Well what a stunning revelation. Like, welcome to the nineteen sixties, Mr Scientist. Try to avoid the eighties on your way through.

I'm so sick of these apocalyptical baby-boomers. They act like the whole world is going to the shitter just because they're turning into their damn parents. I've actually heard some boomers talk about "music these days" without any trace of irony.

"But it's different!" They say.

The fuck it is. The bulk of music is written for youth. Therefore, most older people will not be able to appreciate it. It's really quite simple.

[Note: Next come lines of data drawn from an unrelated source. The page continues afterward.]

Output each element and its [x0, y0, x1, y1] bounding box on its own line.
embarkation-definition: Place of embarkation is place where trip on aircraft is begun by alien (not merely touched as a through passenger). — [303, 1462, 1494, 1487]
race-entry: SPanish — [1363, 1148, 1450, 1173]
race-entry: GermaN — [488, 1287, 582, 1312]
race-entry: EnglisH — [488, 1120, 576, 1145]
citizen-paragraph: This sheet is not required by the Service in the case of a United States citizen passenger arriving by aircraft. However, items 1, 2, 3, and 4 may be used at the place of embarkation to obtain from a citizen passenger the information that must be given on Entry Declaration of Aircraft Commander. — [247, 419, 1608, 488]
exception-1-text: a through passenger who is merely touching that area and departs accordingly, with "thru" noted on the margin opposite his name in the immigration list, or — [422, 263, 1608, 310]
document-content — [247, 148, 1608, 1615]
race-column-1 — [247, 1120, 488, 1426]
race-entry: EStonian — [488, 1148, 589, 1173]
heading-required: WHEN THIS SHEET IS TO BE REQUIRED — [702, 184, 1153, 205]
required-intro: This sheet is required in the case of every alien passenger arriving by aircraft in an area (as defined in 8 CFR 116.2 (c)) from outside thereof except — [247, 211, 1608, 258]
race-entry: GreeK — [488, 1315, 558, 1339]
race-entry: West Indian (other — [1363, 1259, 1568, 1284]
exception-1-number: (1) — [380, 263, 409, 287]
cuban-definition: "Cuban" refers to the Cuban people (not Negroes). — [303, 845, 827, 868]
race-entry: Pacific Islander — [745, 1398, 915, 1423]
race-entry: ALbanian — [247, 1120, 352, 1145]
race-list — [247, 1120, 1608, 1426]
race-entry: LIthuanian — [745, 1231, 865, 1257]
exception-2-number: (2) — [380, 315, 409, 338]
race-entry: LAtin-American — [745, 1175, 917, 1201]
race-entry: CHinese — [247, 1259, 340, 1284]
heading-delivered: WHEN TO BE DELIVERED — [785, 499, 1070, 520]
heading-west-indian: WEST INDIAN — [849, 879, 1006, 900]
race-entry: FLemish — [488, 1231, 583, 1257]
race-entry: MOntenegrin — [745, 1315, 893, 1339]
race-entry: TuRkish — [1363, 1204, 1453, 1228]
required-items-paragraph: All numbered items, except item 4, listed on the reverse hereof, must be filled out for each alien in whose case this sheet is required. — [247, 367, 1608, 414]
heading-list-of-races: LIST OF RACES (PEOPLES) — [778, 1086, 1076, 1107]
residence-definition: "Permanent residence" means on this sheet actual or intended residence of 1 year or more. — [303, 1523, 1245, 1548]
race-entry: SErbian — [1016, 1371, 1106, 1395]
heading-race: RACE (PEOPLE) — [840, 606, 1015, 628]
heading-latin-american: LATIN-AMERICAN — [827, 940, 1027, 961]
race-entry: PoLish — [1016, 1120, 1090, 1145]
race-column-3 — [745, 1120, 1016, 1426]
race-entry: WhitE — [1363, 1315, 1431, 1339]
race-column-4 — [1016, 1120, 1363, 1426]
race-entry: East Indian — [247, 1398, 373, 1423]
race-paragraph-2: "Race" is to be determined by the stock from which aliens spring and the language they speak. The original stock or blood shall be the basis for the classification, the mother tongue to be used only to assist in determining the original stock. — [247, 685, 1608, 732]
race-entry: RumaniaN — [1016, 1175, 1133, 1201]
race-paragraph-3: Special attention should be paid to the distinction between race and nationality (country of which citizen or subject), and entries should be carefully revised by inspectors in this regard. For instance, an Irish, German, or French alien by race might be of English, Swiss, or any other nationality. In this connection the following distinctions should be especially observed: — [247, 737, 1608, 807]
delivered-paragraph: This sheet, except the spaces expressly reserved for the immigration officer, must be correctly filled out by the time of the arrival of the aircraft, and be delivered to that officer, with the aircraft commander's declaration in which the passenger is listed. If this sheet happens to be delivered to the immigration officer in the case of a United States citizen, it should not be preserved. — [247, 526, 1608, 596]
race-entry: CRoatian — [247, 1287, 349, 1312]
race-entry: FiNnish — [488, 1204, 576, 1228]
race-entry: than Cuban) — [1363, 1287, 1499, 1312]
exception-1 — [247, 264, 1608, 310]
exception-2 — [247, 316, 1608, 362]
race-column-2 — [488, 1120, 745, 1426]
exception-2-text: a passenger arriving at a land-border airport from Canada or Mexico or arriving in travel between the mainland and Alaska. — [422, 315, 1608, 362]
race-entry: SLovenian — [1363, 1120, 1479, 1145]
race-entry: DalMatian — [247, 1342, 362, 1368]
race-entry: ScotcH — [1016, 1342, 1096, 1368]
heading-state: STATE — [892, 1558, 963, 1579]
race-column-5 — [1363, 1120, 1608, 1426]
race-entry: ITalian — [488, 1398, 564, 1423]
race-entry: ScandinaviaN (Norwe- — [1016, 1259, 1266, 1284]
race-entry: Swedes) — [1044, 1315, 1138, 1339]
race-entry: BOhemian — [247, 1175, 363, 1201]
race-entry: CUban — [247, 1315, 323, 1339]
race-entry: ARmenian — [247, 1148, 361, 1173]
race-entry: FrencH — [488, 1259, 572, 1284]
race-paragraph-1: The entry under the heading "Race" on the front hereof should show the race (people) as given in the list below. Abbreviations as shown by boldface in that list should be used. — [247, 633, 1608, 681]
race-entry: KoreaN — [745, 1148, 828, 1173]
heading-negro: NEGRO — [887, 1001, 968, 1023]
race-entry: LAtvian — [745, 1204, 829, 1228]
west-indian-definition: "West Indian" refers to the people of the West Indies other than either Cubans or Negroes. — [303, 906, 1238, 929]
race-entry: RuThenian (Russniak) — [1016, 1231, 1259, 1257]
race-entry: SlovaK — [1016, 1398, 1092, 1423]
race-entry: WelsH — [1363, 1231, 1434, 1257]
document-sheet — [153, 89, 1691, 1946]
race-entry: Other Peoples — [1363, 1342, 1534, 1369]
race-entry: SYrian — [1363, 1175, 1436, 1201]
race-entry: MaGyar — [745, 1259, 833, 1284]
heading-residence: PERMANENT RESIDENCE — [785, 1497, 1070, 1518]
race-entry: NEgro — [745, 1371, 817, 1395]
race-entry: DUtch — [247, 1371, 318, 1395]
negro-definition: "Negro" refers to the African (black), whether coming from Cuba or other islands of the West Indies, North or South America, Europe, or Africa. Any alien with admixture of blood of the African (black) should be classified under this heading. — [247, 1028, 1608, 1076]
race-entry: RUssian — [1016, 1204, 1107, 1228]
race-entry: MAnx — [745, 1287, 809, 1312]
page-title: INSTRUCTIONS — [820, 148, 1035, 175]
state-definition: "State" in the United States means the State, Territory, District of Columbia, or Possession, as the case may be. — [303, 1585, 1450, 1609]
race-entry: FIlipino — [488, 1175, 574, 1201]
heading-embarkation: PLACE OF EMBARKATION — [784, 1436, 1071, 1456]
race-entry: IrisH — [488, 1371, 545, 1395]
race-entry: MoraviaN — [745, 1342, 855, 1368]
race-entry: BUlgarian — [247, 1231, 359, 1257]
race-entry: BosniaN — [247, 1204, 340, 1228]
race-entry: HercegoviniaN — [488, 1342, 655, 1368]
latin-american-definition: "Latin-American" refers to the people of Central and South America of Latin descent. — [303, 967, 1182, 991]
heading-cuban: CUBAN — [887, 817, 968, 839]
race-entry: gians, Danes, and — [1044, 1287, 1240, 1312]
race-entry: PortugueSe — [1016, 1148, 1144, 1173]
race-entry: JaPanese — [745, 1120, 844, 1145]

And as for sex and getting drunk? Look, Koppel, your generation invented free love, birth control, soul music, and most of the STD's out there, so don't look at us like we're degenerate heathens. We're just doing what you freakin taught us. WE aren't the ones who put sex all over the media. And hell, orgies go back to the Roman times. back then, pedophilia was totally cool. And so was beating your wife, and rape. You want to talk about sexual degeneracy, look to the past, we're doing pretty damn well, all things considered.

And then there's all this talk of the internet spreading terrible fetishes? Tat's like saying homosexuality is contageous. If some dude gets off by watching some woman get her feet shit on, I don't think it only started that day he accidentally downloaded that weird japanese movie. Fetishists aren't multiplying, they're coming the fuck out of hiding. Crawling out from under their respective rocks. You know how many sick kiddy-loving freaks have been caught thanks to myspace? Not even a tiny percentage of how many there are out there, but a hell of a lot more than before. The internet is great for these predatr types, fine, but it sure as hell makes them easy to catch, you know? I mean, just run the IP's of the guys who log into the man-boy-love association website, or whatever it is, and there you go.

Don't get your suspenders all twisted now, boomers. I'm just talkin' bout my generation. Excelsior.